Burn This Rages with Adam Driver’s Fire and Fury

Despite its title, Burn This takes some time to heat up.

Burn This, playing at the Hudson Theatre in New York City

This revival of Lanford Wilson’s 1987 play (on Broadway until July) opens with Keri Russell’s Anna curled up on the floor, exhausted. She has just returned from the funeral of her best friend and roommate Robbie, killed in a boating accident with his secret male lover. The senselessness of Robbie’s death awakens ennui in the lives of Anna and the two men closest to her: gay advertising executive Larry (Brandon Uranowitz) and her wealthy screenwriter lover Burton (David Furr). Their ruminations on loss, love and professional fulfillment are nice, but you can practically hear the wheels spinning above them. Something or someone is going to blow; it’s just a matter of when. That much-needed spark arrives in the wee hours of the morning via Adam Driver’s Pale, Robbie’s older brother. He’s a hulking mass of exposed nerves, practically crawling out of his skin and all over the apartment as he comes to grips with Robbie’s life and death. Anna is bewildered, enthralled, and aroused by Pale, and the two combust in a firestorm of grief-stricken attraction.

Adam Driver and Keri Russell in Burn This on Broadway

Pale and Anna’s explosive first scene signals a shift in the play, from staid exploration of grief to character study of an unhinged man, and what makes him appealing. Burn This goes all in on Pale the second he barrells through Anna’s door, centering itself in the character’s balls-to-the-wall emotional chaos. There is a palpable risk that the show will blaze out of control alongside him, and the experience is all the more exciting for it. When Pale is on stage, the show is a delight: consistently hilarious, genuinely moving, and absolutely astonishing. He is such an engrossing presence that when he exits and the play attempts to shift back to life without him, the disappointment is profound. After all, professional development and inauthenticity wilt in comparison to Pale’s mania. As such, the show noticeably sags without him, especially in the second half where the book shows its age. While Larry is an indisputable highlight, his role could’ve been expanded beyond the reductive sassy gay best friend trope. Also not translating well in 2019 is Burton’s recollection of a same-sex encounter that stands out as a low point.
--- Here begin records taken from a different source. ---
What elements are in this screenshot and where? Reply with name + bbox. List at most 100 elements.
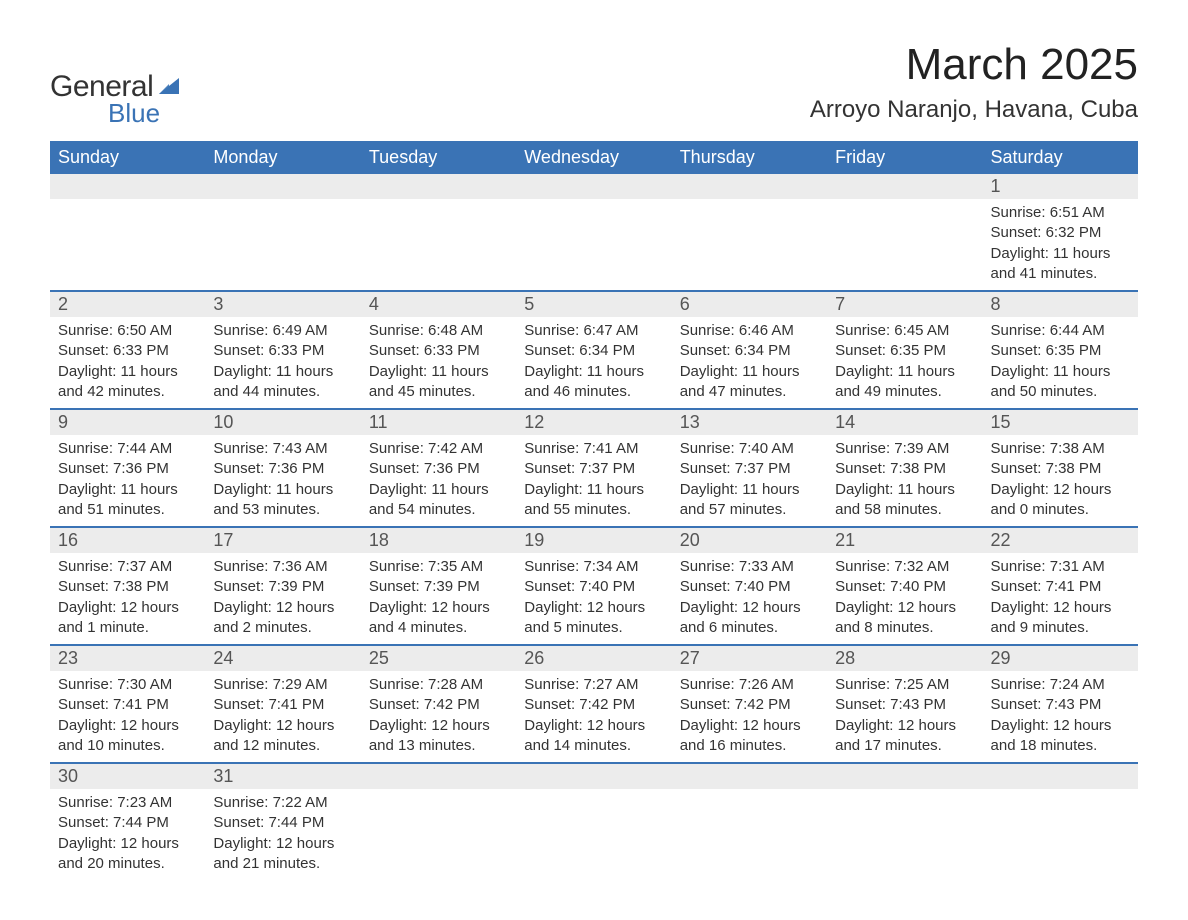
logo-sail-icon <box>157 76 181 96</box>
daylight-text-2: and 0 minutes. <box>991 500 1130 520</box>
day-content-row: Sunrise: 7:44 AMSunset: 7:36 PMDaylight:… <box>50 435 1138 527</box>
sunrise-text: Sunrise: 7:22 AM <box>213 793 352 813</box>
day-content-cell: Sunrise: 7:22 AMSunset: 7:44 PMDaylight:… <box>205 789 360 880</box>
daylight-text-2: and 58 minutes. <box>835 500 974 520</box>
daylight-text-1: Daylight: 12 hours <box>58 716 197 736</box>
day-header: Sunday <box>50 141 205 174</box>
sunrise-text: Sunrise: 7:32 AM <box>835 557 974 577</box>
daylight-text-2: and 5 minutes. <box>524 618 663 638</box>
day-content-cell: Sunrise: 7:37 AMSunset: 7:38 PMDaylight:… <box>50 553 205 645</box>
sunrise-text: Sunrise: 7:41 AM <box>524 439 663 459</box>
sunrise-text: Sunrise: 7:24 AM <box>991 675 1130 695</box>
daylight-text-1: Daylight: 12 hours <box>680 716 819 736</box>
daylight-text-2: and 51 minutes. <box>58 500 197 520</box>
daylight-text-2: and 14 minutes. <box>524 736 663 756</box>
day-header: Friday <box>827 141 982 174</box>
day-content-cell: Sunrise: 6:49 AMSunset: 6:33 PMDaylight:… <box>205 317 360 409</box>
day-number-cell <box>827 763 982 789</box>
calendar-table: Sunday Monday Tuesday Wednesday Thursday… <box>50 141 1138 880</box>
daylight-text-1: Daylight: 12 hours <box>369 716 508 736</box>
day-number-cell: 19 <box>516 527 671 553</box>
day-header: Thursday <box>672 141 827 174</box>
sunrise-text: Sunrise: 7:38 AM <box>991 439 1130 459</box>
daylight-text-1: Daylight: 11 hours <box>213 480 352 500</box>
day-content-cell: Sunrise: 7:39 AMSunset: 7:38 PMDaylight:… <box>827 435 982 527</box>
day-number-row: 16171819202122 <box>50 527 1138 553</box>
day-number-cell: 30 <box>50 763 205 789</box>
day-number-cell: 18 <box>361 527 516 553</box>
day-number-cell: 14 <box>827 409 982 435</box>
day-number-cell: 3 <box>205 291 360 317</box>
daylight-text-2: and 16 minutes. <box>680 736 819 756</box>
daylight-text-2: and 9 minutes. <box>991 618 1130 638</box>
daylight-text-1: Daylight: 12 hours <box>524 716 663 736</box>
day-content-cell: Sunrise: 7:34 AMSunset: 7:40 PMDaylight:… <box>516 553 671 645</box>
sunset-text: Sunset: 7:36 PM <box>58 459 197 479</box>
sunrise-text: Sunrise: 6:47 AM <box>524 321 663 341</box>
header: General Blue March 2025 Arroyo Naranjo, … <box>50 40 1138 129</box>
day-number-cell: 7 <box>827 291 982 317</box>
sunrise-text: Sunrise: 6:51 AM <box>991 203 1130 223</box>
day-content-cell: Sunrise: 7:36 AMSunset: 7:39 PMDaylight:… <box>205 553 360 645</box>
logo: General Blue <box>50 40 181 129</box>
day-number-row: 1 <box>50 174 1138 199</box>
day-number-cell: 20 <box>672 527 827 553</box>
day-content-cell: Sunrise: 7:29 AMSunset: 7:41 PMDaylight:… <box>205 671 360 763</box>
sunset-text: Sunset: 6:33 PM <box>213 341 352 361</box>
daylight-text-1: Daylight: 11 hours <box>680 480 819 500</box>
sunset-text: Sunset: 7:41 PM <box>991 577 1130 597</box>
day-content-cell: Sunrise: 7:24 AMSunset: 7:43 PMDaylight:… <box>983 671 1138 763</box>
sunrise-text: Sunrise: 7:42 AM <box>369 439 508 459</box>
day-content-cell: Sunrise: 6:45 AMSunset: 6:35 PMDaylight:… <box>827 317 982 409</box>
day-content-cell: Sunrise: 6:51 AMSunset: 6:32 PMDaylight:… <box>983 199 1138 291</box>
sunset-text: Sunset: 7:44 PM <box>58 813 197 833</box>
sunrise-text: Sunrise: 6:49 AM <box>213 321 352 341</box>
day-number-cell: 2 <box>50 291 205 317</box>
daylight-text-2: and 47 minutes. <box>680 382 819 402</box>
day-number-cell: 24 <box>205 645 360 671</box>
day-content-cell: Sunrise: 7:38 AMSunset: 7:38 PMDaylight:… <box>983 435 1138 527</box>
daylight-text-1: Daylight: 12 hours <box>213 598 352 618</box>
sunrise-text: Sunrise: 7:35 AM <box>369 557 508 577</box>
sunrise-text: Sunrise: 7:33 AM <box>680 557 819 577</box>
sunset-text: Sunset: 7:38 PM <box>58 577 197 597</box>
daylight-text-2: and 8 minutes. <box>835 618 974 638</box>
day-content-cell <box>50 199 205 291</box>
daylight-text-2: and 42 minutes. <box>58 382 197 402</box>
sunrise-text: Sunrise: 7:39 AM <box>835 439 974 459</box>
daylight-text-2: and 4 minutes. <box>369 618 508 638</box>
daylight-text-1: Daylight: 11 hours <box>58 362 197 382</box>
sunset-text: Sunset: 6:33 PM <box>58 341 197 361</box>
daylight-text-1: Daylight: 12 hours <box>835 598 974 618</box>
day-content-cell: Sunrise: 6:44 AMSunset: 6:35 PMDaylight:… <box>983 317 1138 409</box>
day-content-cell <box>516 789 671 880</box>
daylight-text-2: and 41 minutes. <box>991 264 1130 284</box>
sunset-text: Sunset: 7:36 PM <box>369 459 508 479</box>
daylight-text-1: Daylight: 12 hours <box>991 716 1130 736</box>
day-content-cell: Sunrise: 7:27 AMSunset: 7:42 PMDaylight:… <box>516 671 671 763</box>
day-header-row: Sunday Monday Tuesday Wednesday Thursday… <box>50 141 1138 174</box>
daylight-text-1: Daylight: 11 hours <box>991 244 1130 264</box>
day-content-cell: Sunrise: 7:40 AMSunset: 7:37 PMDaylight:… <box>672 435 827 527</box>
daylight-text-2: and 2 minutes. <box>213 618 352 638</box>
day-number-cell: 25 <box>361 645 516 671</box>
day-content-cell: Sunrise: 6:50 AMSunset: 6:33 PMDaylight:… <box>50 317 205 409</box>
daylight-text-2: and 57 minutes. <box>680 500 819 520</box>
sunset-text: Sunset: 7:39 PM <box>213 577 352 597</box>
sunset-text: Sunset: 7:43 PM <box>835 695 974 715</box>
day-number-cell: 22 <box>983 527 1138 553</box>
daylight-text-1: Daylight: 11 hours <box>835 480 974 500</box>
day-number-cell <box>516 174 671 199</box>
day-content-cell: Sunrise: 7:35 AMSunset: 7:39 PMDaylight:… <box>361 553 516 645</box>
day-number-cell: 10 <box>205 409 360 435</box>
daylight-text-1: Daylight: 12 hours <box>680 598 819 618</box>
daylight-text-2: and 6 minutes. <box>680 618 819 638</box>
sunrise-text: Sunrise: 7:28 AM <box>369 675 508 695</box>
day-content-row: Sunrise: 7:23 AMSunset: 7:44 PMDaylight:… <box>50 789 1138 880</box>
day-number-cell <box>50 174 205 199</box>
day-content-cell <box>361 789 516 880</box>
day-content-cell <box>672 199 827 291</box>
day-number-cell: 9 <box>50 409 205 435</box>
day-number-cell <box>827 174 982 199</box>
daylight-text-1: Daylight: 11 hours <box>680 362 819 382</box>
When Pale is back on stage, those problems crumble away and Burn This‘ flames blaze again. If the show has another weakness, it’s just how vital Adam Driver is to its narrative pulse, even though Keri Russell is the show’s lead actor by way of time spent on stage. Russell is great at conveying Anna’s deep restlessness and vulnerability, but her most compelling moments come from reacting and responding to Driver. The chemistry that she has with him is dynamite, and indispensible to the play’s success, but Russell deserves more interesting individual beats to play. I was surprised last month when she was passed over a Tony nomination, but I understand why upon seeing the show. It’s a shame that, either due to the original book’s limits or a lack of adaptive imagination, she isn’t given the chance to really go for it. Like Russell, David Furr and Brandon Uranowitz make the most of their material, with Uranowitz especially carving out scene-stealing moments of levity and heart.

Adam Driver in Burn This on Broadway

And then there is Adam Driver. There are plenty of fire-related superlatives out there – explosive, volcanic, incendiary – and yet they still don’t articulate just how incredible his performance is. Driver captivates the very first moment he’s on stage and refuses to relinquish our attentions. He fully and deeply commits to every line and every movement, leveraging his trademark intensity and broad physicality to dominate every visible part of the stage. Pale is a character of absurd hilarity and paralyzing emotional pain, and Driver modulates between the two pillars with startling ease and efficiency, never once ringing a false note. I won’t pretend to be familiar with his Tony chances – I imagine Jeff Daniels and Bryan Cranston make for intense competition – but Driver’s performance is jaw-dropping, and confirms his status as one of the best actors working today.

Burn This is an inferno of instability so intense that it feels like the whole stage will crumble within its blaze. The play is exciting and confounding, even at its low ebbs, as you wonder just far this fire will grow. With Adam Driver holding the matches and Keri Russell fanning the flames, the very least you can do is sit back and watch it all burn to the ground.